Colorectal cancer (CRC) is the third most-diagnosed and second most-deadly cancer worldwide. Thanks to federally funded efforts to profile DNA methylation abnormalities in colon and other cancer types, we know that most cancer types, including CRC, exhibit aberrant DNA methylation signatures compared to normal tissue, but much remains to be uncovered regarding how DNA methylation may facilitate tumorigenesis and be therapeutically targeted for the treatment or prevention of disease. In this dissertation, we add depth to our understanding of the role of DNA methylation and Dnmt1 in intestinal tumorigenesis through the following four key areas of investigation: 1) understanding the role of pre-existing DNA methylation in tumor predisposition, 2) investigating mechanisms by which DNA hypermethylation may arise in cells, 3) determining the impact of Dnmt1 manipulation on intestinal tumorigenesis, and 4) developing model systems and tools to identify and validate epigenetic drivers of tumorigenesis.

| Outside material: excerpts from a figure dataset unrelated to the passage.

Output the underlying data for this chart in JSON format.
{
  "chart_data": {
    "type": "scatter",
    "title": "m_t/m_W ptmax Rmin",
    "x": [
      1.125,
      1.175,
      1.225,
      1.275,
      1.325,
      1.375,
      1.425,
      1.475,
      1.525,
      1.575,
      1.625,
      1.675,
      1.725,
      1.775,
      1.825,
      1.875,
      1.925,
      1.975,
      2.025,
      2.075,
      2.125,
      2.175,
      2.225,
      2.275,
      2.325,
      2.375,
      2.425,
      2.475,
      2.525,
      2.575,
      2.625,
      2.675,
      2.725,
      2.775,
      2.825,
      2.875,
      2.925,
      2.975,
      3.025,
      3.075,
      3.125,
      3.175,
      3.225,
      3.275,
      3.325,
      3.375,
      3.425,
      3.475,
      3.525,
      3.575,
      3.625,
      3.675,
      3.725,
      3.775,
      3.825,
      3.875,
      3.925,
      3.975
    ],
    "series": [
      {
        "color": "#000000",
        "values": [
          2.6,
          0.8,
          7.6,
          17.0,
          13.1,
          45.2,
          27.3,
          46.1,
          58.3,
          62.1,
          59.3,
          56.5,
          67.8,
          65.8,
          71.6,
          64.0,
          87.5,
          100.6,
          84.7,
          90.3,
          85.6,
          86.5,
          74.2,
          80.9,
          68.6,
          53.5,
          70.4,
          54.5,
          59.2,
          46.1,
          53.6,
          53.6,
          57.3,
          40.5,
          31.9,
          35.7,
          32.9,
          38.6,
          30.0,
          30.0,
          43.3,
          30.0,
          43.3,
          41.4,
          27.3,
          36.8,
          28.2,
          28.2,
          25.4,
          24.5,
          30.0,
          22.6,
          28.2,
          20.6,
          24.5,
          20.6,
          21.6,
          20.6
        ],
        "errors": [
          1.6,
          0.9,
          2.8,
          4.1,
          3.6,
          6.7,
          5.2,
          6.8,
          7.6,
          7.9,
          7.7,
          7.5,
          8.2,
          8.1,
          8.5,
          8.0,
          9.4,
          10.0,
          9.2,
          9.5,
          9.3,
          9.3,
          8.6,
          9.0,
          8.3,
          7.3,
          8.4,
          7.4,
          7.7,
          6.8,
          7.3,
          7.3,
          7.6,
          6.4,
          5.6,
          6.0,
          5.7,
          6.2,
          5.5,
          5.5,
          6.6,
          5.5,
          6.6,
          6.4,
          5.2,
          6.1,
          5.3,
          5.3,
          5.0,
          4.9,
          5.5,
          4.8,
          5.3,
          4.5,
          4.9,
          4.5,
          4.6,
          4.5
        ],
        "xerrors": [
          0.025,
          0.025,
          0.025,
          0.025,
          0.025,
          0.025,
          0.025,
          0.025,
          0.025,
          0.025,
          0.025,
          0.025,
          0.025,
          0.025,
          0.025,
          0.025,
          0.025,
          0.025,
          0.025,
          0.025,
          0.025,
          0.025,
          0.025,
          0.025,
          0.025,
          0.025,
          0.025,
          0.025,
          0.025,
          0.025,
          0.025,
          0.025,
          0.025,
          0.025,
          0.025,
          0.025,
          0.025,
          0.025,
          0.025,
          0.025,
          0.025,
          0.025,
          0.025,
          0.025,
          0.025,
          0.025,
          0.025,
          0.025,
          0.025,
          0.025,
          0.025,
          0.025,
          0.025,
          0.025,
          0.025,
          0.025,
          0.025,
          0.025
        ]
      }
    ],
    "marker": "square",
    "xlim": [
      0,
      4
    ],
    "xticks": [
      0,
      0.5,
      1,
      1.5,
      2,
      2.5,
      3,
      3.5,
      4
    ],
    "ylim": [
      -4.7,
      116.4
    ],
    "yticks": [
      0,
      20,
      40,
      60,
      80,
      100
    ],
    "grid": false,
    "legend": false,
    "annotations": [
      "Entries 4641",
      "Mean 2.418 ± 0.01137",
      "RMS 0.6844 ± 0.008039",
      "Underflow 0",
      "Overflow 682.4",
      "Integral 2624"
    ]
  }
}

Through these investigations, we have uncovered a previously unappreciated role for the pre-existing DNA methylation state of normal intestinal cells in their predisposition to becoming tumor cells. Even the strong genetic driver event of loss of Apc function appears to require other epigenetic gatekeeper events to enable tumor formation in mice. We found in two different models of Dnmt1 repression that its repression is a potent suppressor of tumorigenesis, which appears to be accomplished through complex rewiring of proliferative, metabolic, and immune signaling. On the other hand, we found that overexpression of Dnmt1 exacerbates tumorigenesis in Apc^Min/+ mice, likely in part through epigenetic misregulation of miRNAs. We expect these findings will be informative for clinical application of DNMT1 inhibitors in cancer prevention and therapy as well as for the development of targeted epigenetic therapies in the coming years.